A Few Words About Kozienice

Kozienice was a town of shoemakers, with all of the details involved, and even in those years was already a stronghold of the Bund. The leader of the Bund was Yidl Weinberg, a Yiddish teacher, who conducted a school. He was a relative of the wealthy Yustman family.

His brother, a student who belonged to the P.P.S. came from Radom. Another brother studied in Paris, and in those years traveled with Prof. Feitlovitsh's expedition to Abyssinia, to determine the relationship between the Falashas (Black Jews) to the Queen of Sheba. The Weinbergs knew that I was a member of the Russian party, “Iskra”, but we didn't have any party discussions, even though we would meet often. It was unnatural to me that Kozienice, a Hasidic, Jewish town, should be Bundist.

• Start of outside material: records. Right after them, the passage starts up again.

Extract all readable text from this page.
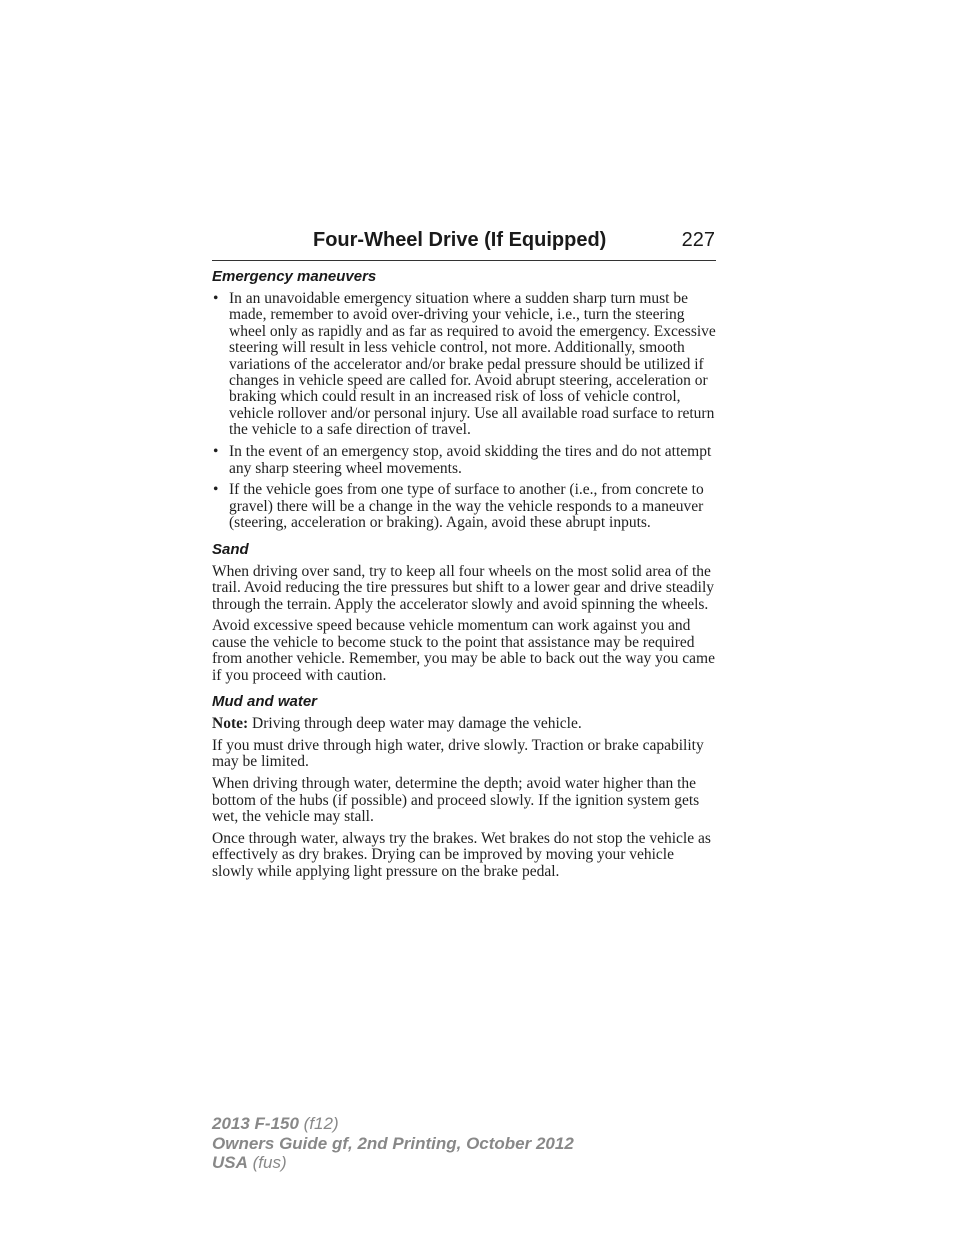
Four-Wheel Drive (If Equipped)	227
Emergency maneuvers
• In an unavoidable emergency situation where a sudden sharp turn must be made, remember to avoid over-driving your vehicle, i.e., turn the steering wheel only as rapidly and as far as required to avoid the emergency. Excessive steering will result in less vehicle control, not more. Additionally, smooth variations of the accelerator and/or brake pedal pressure should be utilized if changes in vehicle speed are called for. Avoid abrupt steering, acceleration or braking which could result in an increased risk of loss of vehicle control, vehicle rollover and/or personal injury. Use all available road surface to return the vehicle to a safe direction of travel.
• In the event of an emergency stop, avoid skidding the tires and do not attempt any sharp steering wheel movements.
• If the vehicle goes from one type of surface to another (i.e., from concrete to gravel) there will be a change in the way the vehicle responds to a maneuver (steering, acceleration or braking). Again, avoid these abrupt inputs.
Sand

When driving over sand, try to keep all four wheels on the most solid area of the trail. Avoid reducing the tire pressures but shift to a lower gear and drive steadily through the terrain. Apply the accelerator slowly and avoid spinning the wheels.

Avoid excessive speed because vehicle momentum can work against you and cause the vehicle to become stuck to the point that assistance may be required from another vehicle. Remember, you may be able to back out the way you came if you proceed with caution.

Mud and water

Note: Driving through deep water may damage the vehicle.

If you must drive through high water, drive slowly. Traction or brake capability may be limited.

When driving through water, determine the depth; avoid water higher than the bottom of the hubs (if possible) and proceed slowly. If the ignition system gets wet, the vehicle may stall.

Once through water, always try the brakes. Wet brakes do not stop the vehicle as effectively as dry brakes. Drying can be improved by moving your vehicle slowly while applying light pressure on the brake pedal.

2013 F-150 (f12)
Owners Guide gf, 2nd Printing, October 2012
USA (fus)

I would come into a shoemaker's home, and I enjoyed hearing how a boy, who worked for a different shoemaker, used to speak about Socialism and the workers' struggle. The Bundist theory of cultural autonomy did not concern him in the least. He had a dark complexioned charming sister, Reshke the dark–complexioned one, who used to tastefully sing the song “Oifen Pripetshik” (In the Fireplace Burns a Fire). And when she sang the words: “Whichever one of you will learn better – will receive a flag”, she would smile coquettishly, so that it would pluck at the soul. Jewish soldiers were tied to and connected with the town. They had their Jewish homes and true friendship. Very dear folksy Jews and hospitable people were the Kozienicer Jews. Some of them attached themselves to Kozienicer permanently. Afterwards, when they completed their service, they got married, remained there as sons–in–laws, led fine family lives, and raised children and grandchildren with pleasure and joy.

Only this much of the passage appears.